The practical nurse, who is mother to a nine-year-old boy, said they have been surviving mostly from her savings. Her partner is a construction worker but that source of income is unstable, said Cassandra.

The CAPRI report showed that 11 per cent of persons in the Caribbean were prevented from being gainfully employed because of increased care work.

“Fifty-three per cent of poor households reported that for at least one income earner, all income was lost, while only five per cent of non-poor household experienced this,” the study showed.

Much like O’Haro’s household, the study showed that most poor families, 65 per cent, resorted to their savings to keep their households alive. From non-poor families, 33 per cent had to do the same.

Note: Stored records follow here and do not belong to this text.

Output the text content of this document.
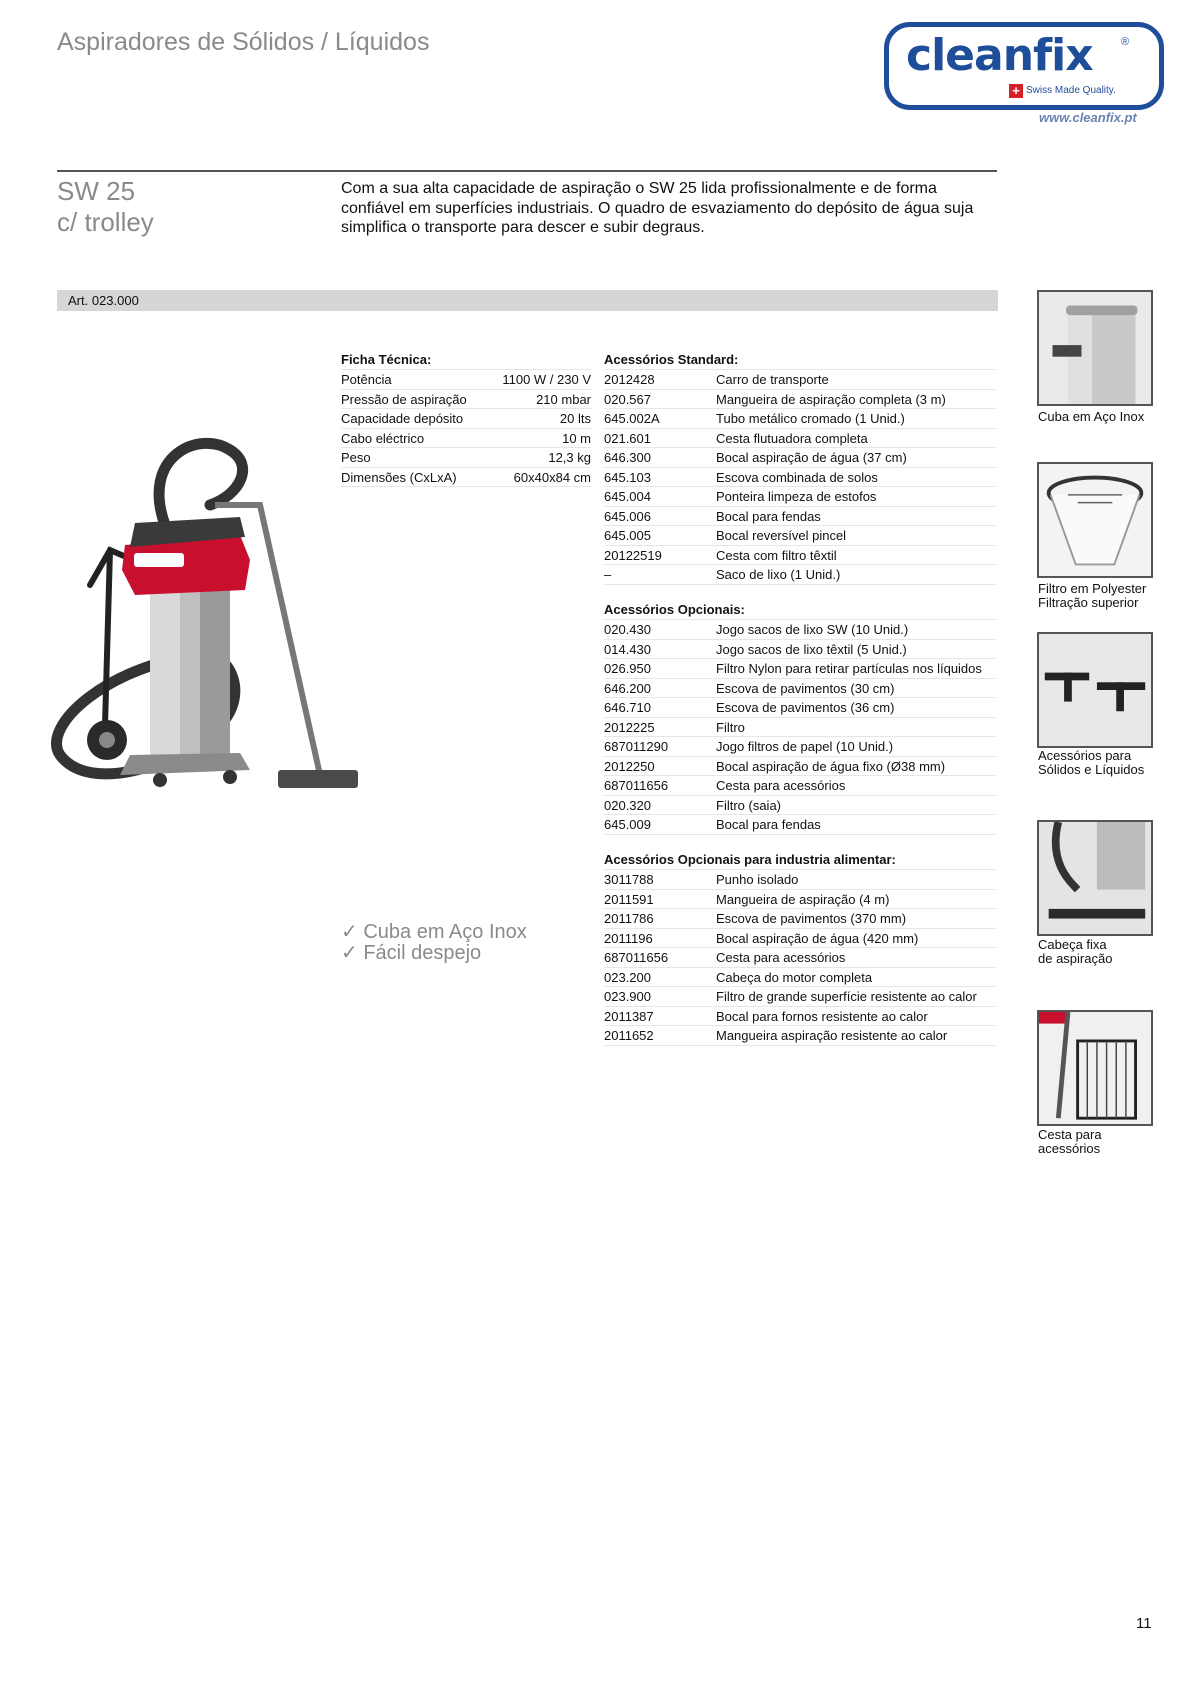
Aspiradores de Sólidos / Líquidos	cleanfix	®
+ Swiss Made Quality.
www.cleanfix.pt
SW 25
c/ trolley
Com a sua alta capacidade de aspiração o SW 25 lida profissionalmente e de forma confiável em superfícies industriais. O quadro de esvaziamento do depósito de água suja simplifica o transporte para descer e subir degraus.
Art. 023.000
Ficha Técnica:
Potência	1100 W / 230 V
Pressão de aspiração	210 mbar
Capacidade depósito	20 lts
Cabo eléctrico	10 m
Peso	12,3 kg
Dimensões (CxLxA)	60x40x84 cm
Acessórios Standard:
2012428	Carro de transporte
020.567	Mangueira de aspiração completa (3 m)
645.002A	Tubo metálico cromado (1 Unid.)
021.601	Cesta flutuadora completa
646.300	Bocal aspiração de água (37 cm)
645.103	Escova combinada de solos
645.004	Ponteira limpeza de estofos
645.006	Bocal para fendas
645.005	Bocal reversível pincel
20122519	Cesta com filtro têxtil
–	Saco de lixo (1 Unid.)
Acessórios Opcionais:
020.430	Jogo sacos de lixo SW (10 Unid.)
014.430	Jogo sacos de lixo têxtil (5 Unid.)
026.950	Filtro Nylon para retirar partículas nos líquidos
646.200	Escova de pavimentos (30 cm)
646.710	Escova de pavimentos (36 cm)
2012225	Filtro
687011290	Jogo filtros de papel (10 Unid.)
2012250	Bocal aspiração de água fixo (Ø38 mm)
687011656	Cesta para acessórios
020.320	Filtro (saia)
645.009	Bocal para fendas
Acessórios Opcionais para industria alimentar:
3011788	Punho isolado
2011591	Mangueira de aspiração (4 m)
2011786	Escova de pavimentos (370 mm)
2011196	Bocal aspiração de água (420 mm)
687011656	Cesta para acessórios
023.200	Cabeça do motor completa
023.900	Filtro de grande superfície resistente ao calor
2011387	Bocal para fornos resistente ao calor
2011652	Mangueira aspiração resistente ao calor
✓ Cuba em Aço Inox
✓ Fácil despejo
Cuba em Aço Inox
Filtro em Polyester
Filtração superior
Acessórios para
Sólidos e Líquidos
Cabeça fixa
de aspiração
Cesta para
acessórios
11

Other persons opted to plant home gardens, engage in farming, seek another job, or borrow money.

The survey conducted did not allow for a comprehensive analysis of the impact on youths.

While the Mottley administration had already provided unemployment benefits as part of the social insurance system for Barbadians, the Jamaican and Trinidad and Tobago governments have had to implement temporary financial support programmes in an effort to ease the impact of COVID-19.

The COVID-19 Allocation of Resources for Employees programme was implemented in Jamaica and the Salary Relief Grant introduced in Trinidad. None was set up in Antigua and Barbuda.